30ème - 31ème - 32ème - 33ème - 34ème - 35ème - 36ème - 37ème - 38ème - 39ème - 57ème - 63ème - 93ème - 134ème - 137ème - 157ème - 176ème - 193ème - 231ème - 234ème - 237ème

 

30ème Paris

Très Saint Père (paroisse Notre-Dame-d’Auteuil).

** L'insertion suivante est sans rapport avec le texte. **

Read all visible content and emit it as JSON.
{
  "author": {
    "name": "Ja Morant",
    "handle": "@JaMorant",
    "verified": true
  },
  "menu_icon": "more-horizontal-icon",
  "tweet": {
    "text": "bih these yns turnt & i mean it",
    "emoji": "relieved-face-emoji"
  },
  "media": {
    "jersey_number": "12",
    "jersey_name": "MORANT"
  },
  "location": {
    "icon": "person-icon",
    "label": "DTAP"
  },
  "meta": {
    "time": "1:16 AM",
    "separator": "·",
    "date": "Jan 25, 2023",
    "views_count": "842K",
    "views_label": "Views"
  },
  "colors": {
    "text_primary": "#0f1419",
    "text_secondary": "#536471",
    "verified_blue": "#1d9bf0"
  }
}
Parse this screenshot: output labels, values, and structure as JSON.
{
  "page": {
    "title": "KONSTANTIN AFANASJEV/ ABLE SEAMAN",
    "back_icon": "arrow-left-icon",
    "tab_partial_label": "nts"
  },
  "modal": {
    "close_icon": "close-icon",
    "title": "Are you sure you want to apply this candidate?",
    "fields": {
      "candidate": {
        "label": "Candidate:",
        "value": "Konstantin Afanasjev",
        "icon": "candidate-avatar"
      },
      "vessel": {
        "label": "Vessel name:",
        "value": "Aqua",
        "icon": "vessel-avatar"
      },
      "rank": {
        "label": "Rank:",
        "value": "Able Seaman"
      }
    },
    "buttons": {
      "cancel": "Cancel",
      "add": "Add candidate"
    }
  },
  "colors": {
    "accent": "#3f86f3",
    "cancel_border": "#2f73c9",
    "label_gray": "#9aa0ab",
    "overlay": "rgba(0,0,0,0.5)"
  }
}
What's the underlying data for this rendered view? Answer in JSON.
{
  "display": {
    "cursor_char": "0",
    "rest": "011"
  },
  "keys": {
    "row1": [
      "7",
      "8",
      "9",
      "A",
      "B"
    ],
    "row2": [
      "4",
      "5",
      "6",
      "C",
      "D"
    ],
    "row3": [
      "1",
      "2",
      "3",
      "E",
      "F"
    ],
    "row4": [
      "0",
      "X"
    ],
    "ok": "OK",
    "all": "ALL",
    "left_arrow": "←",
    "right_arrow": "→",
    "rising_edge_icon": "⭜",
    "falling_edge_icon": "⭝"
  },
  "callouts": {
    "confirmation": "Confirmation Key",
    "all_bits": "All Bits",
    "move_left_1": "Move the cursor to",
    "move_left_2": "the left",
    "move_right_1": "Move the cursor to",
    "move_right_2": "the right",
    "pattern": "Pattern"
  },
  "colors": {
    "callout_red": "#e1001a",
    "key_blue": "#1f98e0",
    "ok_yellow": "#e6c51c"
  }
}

1926 — aujourd’hui (S. d. F.).

Paris Ouest I. — Vieux-Loup (Point-du-Jour).

 

La 30ème Paris (gris perle, bande bleue ? ; « Léon XIII ») et sa meute (« Pie X »), créées par un vicaire, le chanoine Fourneret, et des anciens de Saint Louis, sont affiliées le 14 mars 1926. La troupe est mentionnée en 1927, 1931 et 1935. En 1937, elle est dédoublée en troupe 30ème A et troupe 30ème B mais, curieusement, la B ne prend pas de numéro propre. Le C. G. et C. C. est alors Jacques du Vignaud de Villefort, qui épouse son Akéla et dont le frère Pierre est C. G. de la 44ème, à Gerson ! Le C. T. est René de Rohan Chabot, qui succède à du Vignaud en 1937. Une patrouille « grand exploit » en 1947. La troupe est 112ème Raider. Le local se trouvait 4, rue Corot, dans les bâtiments paroissiaux, et servait de local de district pour Paris ouest I à partir d’octobre 1936. Il existe une 230ème « Baden-Powell » qui est peut-être membre de ce groupe, et une meute 330ème.

Le Clan

Le clan (« Champlain », gris perle, bande bleue ?) est affilié en 1931, attesté en 1948 et 1950. Il joue plus ou moins le rôle de fédérateur du district, réunissant en 1936, pour un Noël routier à Frépillon, les clans de la 41ème (Saint-Pierre-de-Chaillot), 74ème (Saint-Honoré-d’Eylau), 86ème (Notre-Dame-de-l’Assomption-de-Passy) et de Boulogne-Billancourt.

 

Le groupe possédait dans les années 1930 un journal, Scouts de France, 30ème Paris. En 1949, ce journal se nomme Clefs.

 

Il existe toujours un groupe S. d. F. dans la paroisse, mais sans numéro (blanc, bande noire).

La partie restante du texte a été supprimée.